Dungeons have a problem. The problem of entropy!
Metal rusts. Various bios degrade. Water seeps in, rotting and ruining things, warping wood, destroying mechanisms, bringing silt. Air itself is corrosive to most substances in the long term, hence the word "oxidation". Absent any countervailing forces, everything that we want in a dungeon decays.
Modern steel locks may seize up or jam quite fast in moderate humidity, especially if unused for long periods of time. I can't imagine how much faster it would happen for a tiny poison needle trap, embedded inside a lock, made with pre-modern technology.
Over the course of a few years (months somewhere moist, decades in an arid clime), locks, traps, hinges, volatile liquids, and stringed weapons will fall into ruin.
Over the course of a few decades (years in the damp, centuries in a desert), things like leather, plaster, armour, weapon blades and hafts, and ropes will join them.
Over longer periods, planks, leather, and textiles, and more solid metalwork will fall before entropy. Statuary, ceramics, and tiles might survive... except that the construction around them won't. Debris blows in - dirt, sand, dust, leaf litter. Walls get eroded by groundwater. Earth tremors rattle the place. Ceilings collapse. An underground structure anywhere near the water table gets infiltrated by groundwater produced by seasonal rain. Intermittent saturation makes the foundation give way.
Entropy! It means that on the face of it, the idea of "the ancient dungeon, recently rediscovered" fails the verisimilitude sniff test.
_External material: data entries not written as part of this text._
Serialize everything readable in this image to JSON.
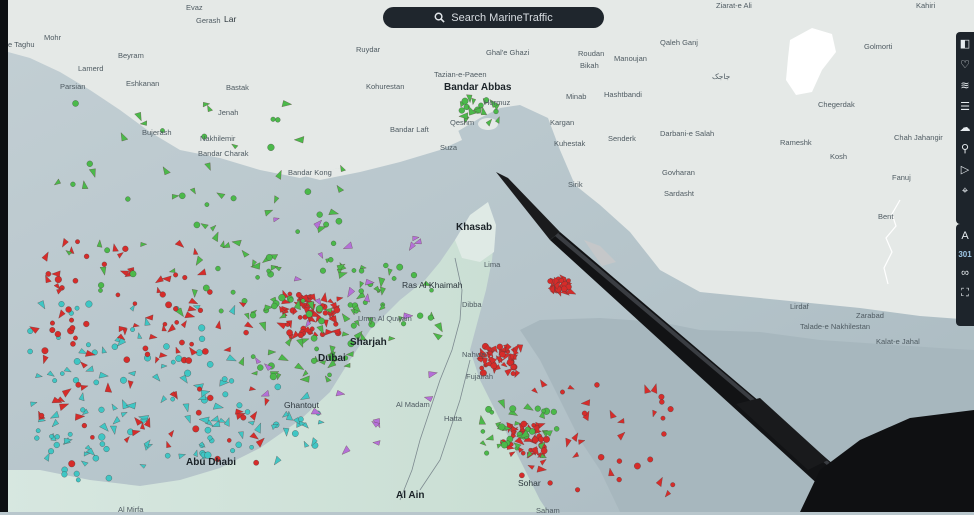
{
  "search": {
    "placeholder": "Search MarineTraffic"
  },
  "toolbar": {
    "icons": [
      "layers-icon",
      "favorite-icon",
      "stack-icon",
      "filter-icon",
      "weather-icon",
      "route-icon",
      "play-icon",
      "measure-icon"
    ],
    "count_label": "301",
    "count_prefix": "A"
  },
  "places": {
    "evaz": "Evaz",
    "gerash": "Gerash",
    "lar": "Lar",
    "taghu": "e Taghu",
    "mohr": "Mohr",
    "beyram": "Beyram",
    "lamerd": "Lamerd",
    "parsian": "Parsian",
    "eshkanan": "Eshkanan",
    "bastak": "Bastak",
    "jenah": "Jenah",
    "bujerash": "Bujerash",
    "nakhilemir": "Nakhilemir",
    "bandar_charak": "Bandar Charak",
    "ruydar": "Ruydar",
    "ghale_ghazi": "Ghal'e Ghazi",
    "roudan": "Roudan",
    "bikah": "Bikah",
    "manoujan": "Manoujan",
    "qaleh_ganj": "Qaleh Ganj",
    "golmorti": "Golmorti",
    "tazian": "Tazian-e-Paeen",
    "kohurestan": "Kohurestan",
    "bandar_abbas": "Bandar Abbas",
    "hormuz": "Hormuz",
    "qeshm": "Qeshm",
    "bandar_laft": "Bandar Laft",
    "suza": "Suza",
    "minab": "Minab",
    "hashtbandi": "Hashtbandi",
    "jask_persian": "جاجک",
    "chegerdak": "Chegerdak",
    "kargan": "Kargan",
    "kuhestak": "Kuhestak",
    "senderk": "Senderk",
    "darbani": "Darbani-e Salah",
    "rameshk": "Rameshk",
    "chah_jahangir": "Chah Jahangir",
    "kosh": "Kosh",
    "bandar_kong": "Bandar Kong",
    "sirik": "Sirik",
    "govharan": "Govharan",
    "sardasht": "Sardasht",
    "fanuj": "Fanuj",
    "bent": "Bent",
    "khasab": "Khasab",
    "lima": "Lima",
    "ras_al_khaimah": "Ras Al Khaimah",
    "dibba": "Dibba",
    "umm_al_quwain": "Umm Al Quwain",
    "sharjah": "Sharjah",
    "dubai": "Dubai",
    "nahwa": "Nahwa",
    "fujairah": "Fujairah",
    "al_madam": "Al Madam",
    "hatta": "Hatta",
    "ghantout": "Ghantout",
    "abu_dhabi": "Abu Dhabi",
    "al_ain": "Al Ain",
    "sohar": "Sohar",
    "saham": "Saham",
    "al_mirfa": "Al Mirfa",
    "lirdaf": "Lirdaf",
    "zarabad": "Zarabad",
    "talade": "Talade-e Nakhilestan",
    "kalat": "Kalat-e Jahal",
    "ziarat": "Ziarat-e Ali",
    "kahiri": "Kahiri"
  },
  "colors": {
    "sea": "#b8c8cf",
    "land": "#e7ece9",
    "land_green": "#cfe2d8",
    "vessel_red": "#d62c2a",
    "vessel_green": "#4bb94a",
    "vessel_cyan": "#3fc6c4",
    "vessel_purple": "#b470d8",
    "toolbar_bg": "#1d242b"
  }
}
And then there's the really short-lived stuff: monsters. All organic life is fragile in the long term. Populations are fragile in the longer long term. A "bottle" ecosystem is very difficult to set up, let alone one with large animals, let alone big dangerous predators, let alone underground, let alone without deliberate design.
Deathless monsters only go so far; having local monsters wander in to 'lair' is only a partial solution; sometimes you really want it to be an ancient megastructure only recently breached. In particular we'd like there to be some monsters that only occur in the dungeon, lost to time. At some point a monster that's familiar to everyone just becomes an animal.
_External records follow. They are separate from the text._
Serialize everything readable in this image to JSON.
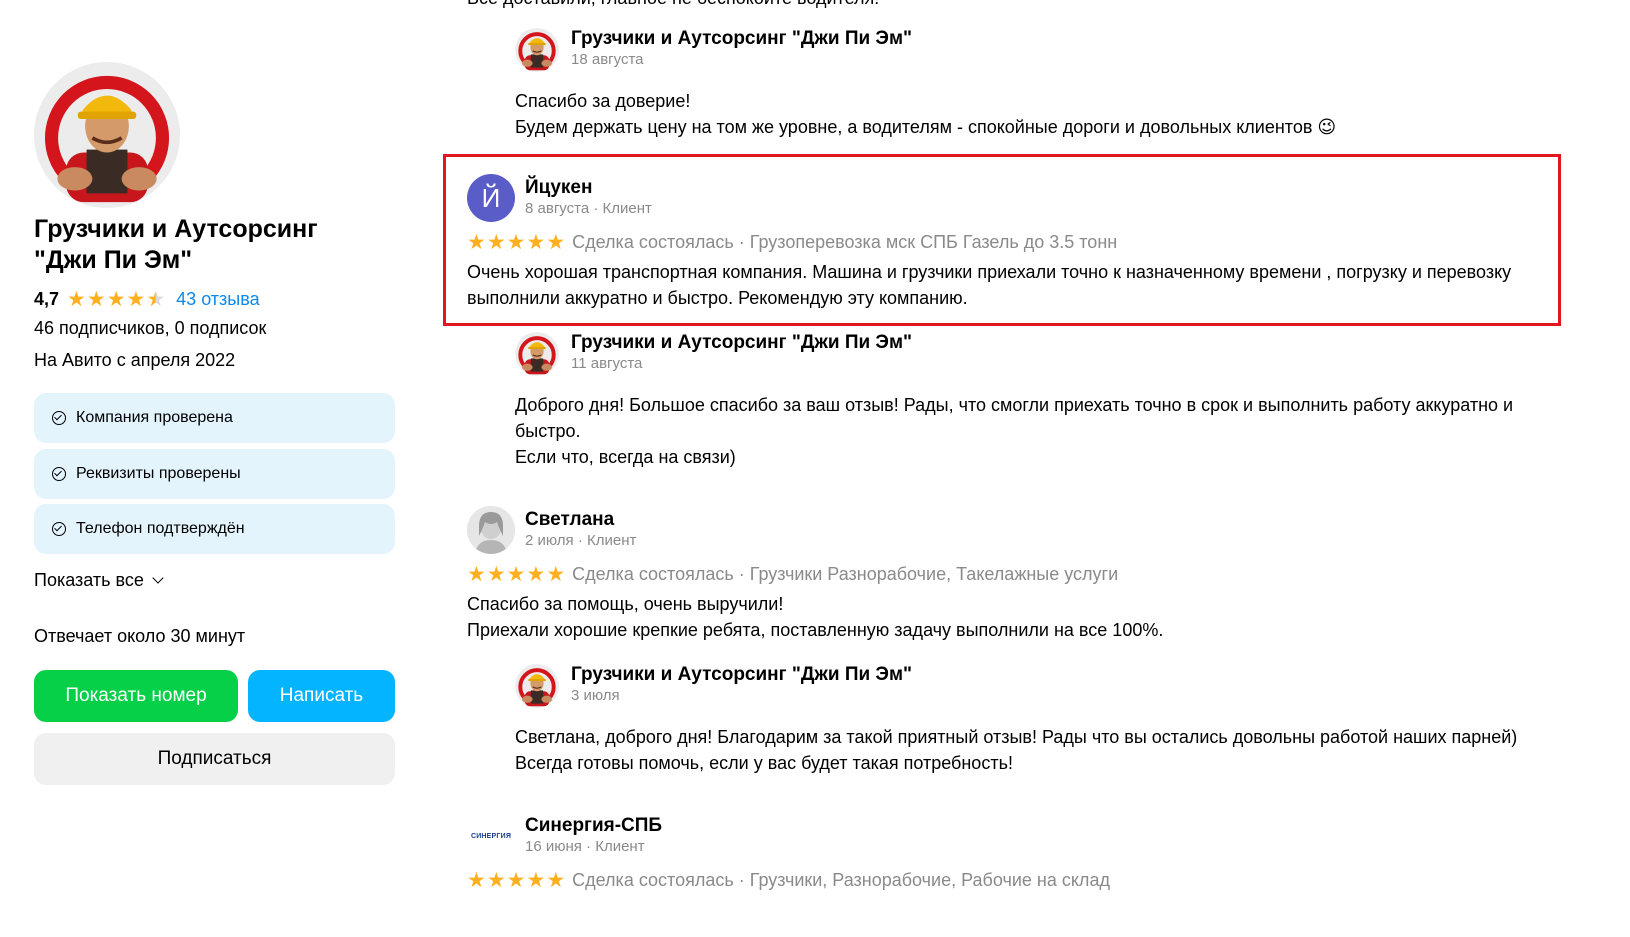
{
  "sidebar": {
    "company_name_line1": "Грузчики и Аутсорсинг",
    "company_name_line2": "\"Джи Пи Эм\"",
    "rating": "4,7",
    "rating_stars": 4.5,
    "reviews_link": "43 отзыва",
    "subscribers": "46 подписчиков, 0 подписок",
    "since": "На Авито с апреля 2022",
    "badges": [
      "Компания проверена",
      "Реквизиты проверены",
      "Телефон подтверждён"
    ],
    "show_all": "Показать все",
    "responds": "Отвечает около 30 минут",
    "btn_phone": "Показать номер",
    "btn_write": "Написать",
    "btn_subscribe": "Подписаться",
    "colors": {
      "green": "#05d047",
      "blue": "#04b4ff",
      "badge_bg": "#e3f4fd",
      "star": "#ffb021",
      "link": "#0a8aef"
    }
  },
  "feed": {
    "cutoff_text": "Все доставили, главное не беспокойте водителя!",
    "reply1": {
      "name": "Грузчики и Аутсорсинг \"Джи Пи Эм\"",
      "date": "18 августа",
      "line1": "Спасибо за доверие!",
      "line2": "Будем держать цену на том же уровне, а водителям - спокойные дороги и довольных клиентов 😉"
    },
    "review1": {
      "initial": "Й",
      "name": "Йцукен",
      "meta": "8 августа · Клиент",
      "stars": 5,
      "deal": "Сделка состоялась · Грузоперевозка мск СПБ Газель до 3.5 тонн",
      "line1": "Очень хорошая транспортная компания. Машина и грузчики приехали точно к назначенному времени , погрузку и перевозку",
      "line2": "выполнили аккуратно и быстро. Рекомендую эту компанию."
    },
    "reply2": {
      "name": "Грузчики и Аутсорсинг \"Джи Пи Эм\"",
      "date": "11 августа",
      "line1": "Доброго дня! Большое спасибо за ваш отзыв! Рады, что смогли приехать точно в срок и выполнить работу аккуратно и",
      "line2": "быстро.",
      "line3": "Если что, всегда на связи)"
    },
    "review2": {
      "name": "Светлана",
      "meta": "2 июля · Клиент",
      "stars": 5,
      "deal": "Сделка состоялась · Грузчики Разнорабочие, Такелажные услуги",
      "line1": "Спасибо за помощь, очень выручили!",
      "line2": "Приехали хорошие крепкие ребята, поставленную задачу выполнили на все 100%."
    },
    "reply3": {
      "name": "Грузчики и Аутсорсинг \"Джи Пи Эм\"",
      "date": "3 июля",
      "line1": "Светлана, доброго дня! Благодарим за такой приятный отзыв! Рады что вы остались довольны работой наших парней)",
      "line2": "Всегда готовы помочь, если у вас будет такая потребность!"
    },
    "review3": {
      "logo_text": "СИНЕРГИЯ",
      "name": "Синергия-СПБ",
      "meta": "16 июня · Клиент",
      "stars": 5,
      "deal": "Сделка состоялась · Грузчики, Разнорабочие, Рабочие на склад"
    }
  }
}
But we want forgotten languages, ancient traps, and primeval monsters! The detritus of a forgotten civilisation like museum pieces preserved under glass, inside a still-intact sprawling architectural masterpiece! What's to be done?
I think the possible solutions mostly fall under three categories:
- Meticulous caretakery
- It's just magic
- Encysted outside time
Meticulous caretakery
Sapient creatures are the ultimate force of negentropy. Nobody's surprised to see pristine valuable materials and oiled clockwork traps when there are people around. Or people-like entities. Here's a few popular variations.
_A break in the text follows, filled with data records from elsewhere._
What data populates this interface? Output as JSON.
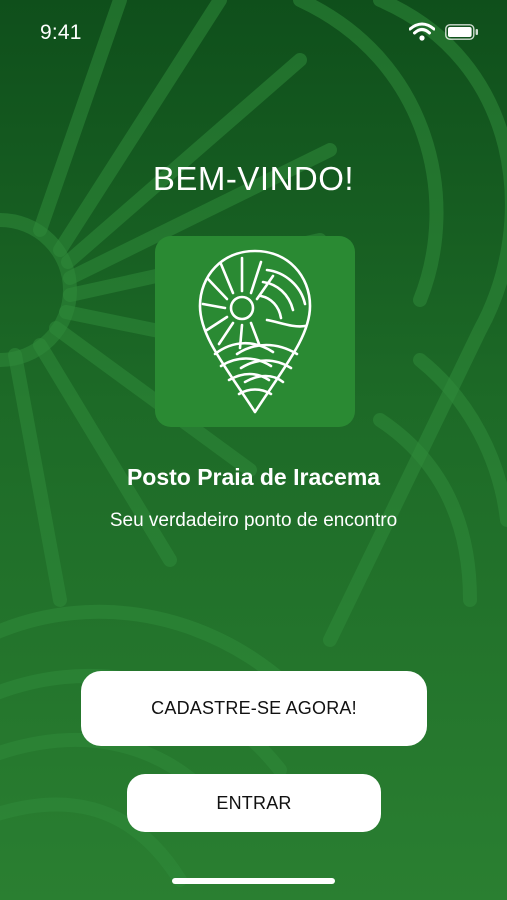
{
  "status_bar": {
    "time": "9:41",
    "wifi_icon": "wifi-icon",
    "battery_icon": "battery-icon"
  },
  "welcome": {
    "heading": "BEM-VINDO!"
  },
  "brand": {
    "logo_icon": "map-pin-sun-waves-icon",
    "name": "Posto Praia de Iracema",
    "tagline": "Seu verdadeiro ponto de encontro"
  },
  "actions": {
    "register_label": "CADASTRE-SE AGORA!",
    "login_label": "ENTRAR"
  },
  "colors": {
    "background_top": "#0f4f1b",
    "background_bottom": "#2a7f31",
    "logo_tile": "#2a8a33",
    "button": "#ffffff",
    "button_text": "#111111"
  }
}
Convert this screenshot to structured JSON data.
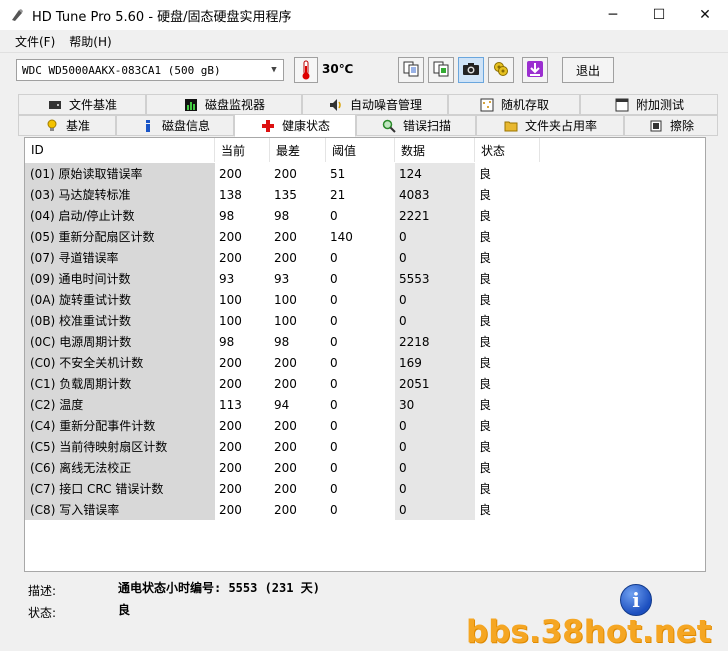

- The dungeon is isolated and maintained by a cut-off relict population of dangerous monstrous sapients, at least until recently
- The dungeon is leaking out of a nightmare dimension or a mythic underworld, with an innate sapience behind it providing direction
- The dungeon is a work of deliberate artifice, actively maintained - perhaps as entertainment for the viciously rich, or a gauntlet to prove religious valour
- The dungeon is filled with autonomous workers: golems or gargoyles or spell-constructs or immortal dwarves or undead servitors or elementals or generations of replenishing vat-bred monstrous servitors
- The dungeon is a delicately balanced ecosystem fought over by a set of sapient factions each with different but partly overlapping self-interests in maintaining and replenishing certain aspects of the dungeon
It's just magic
I tend to think of this as the default, when things are otherwise unexplained. That said, just because it's magic shouldn't mean it's unexamined, or that there should be no detectable signs of that magic.
Magical maintenance can be infinitely varied in form, function, and rationale. The simplest is an enchantment which silently cleans, scours, replaces and rebuilds as necessary. Further up the scale, Acererak's demonic housekeeping staff linger in the ethereal plane between delving parties. But it can get as odd as you can imagine.
Some games like it to not be magic, but elaborate systems of high technology. It has to be pretty advanced: at our own earth tech level there are plenty of things we can't make last all that long outside of exceptionally arid environments.
Encysted outside time
Very effective if done well, especially as a setting-wide feature, in this solution the dungeon has been preserved in stasis until recently.
It means the dungeon can be arbitrarily large, old, and well-populated: things pick up wherever they left off however long ago. The (magical) stasis itself in turn needs a reason within the setting, and in my opinion needs to be readily discoverable by player characters, but this is not difficult to achieve. And there are all sorts of knock-on effects and variations you can have fun with.
And so
Entropy! Don't let the gradual dissolution of all things ruin your fantasy world's verisimilitude.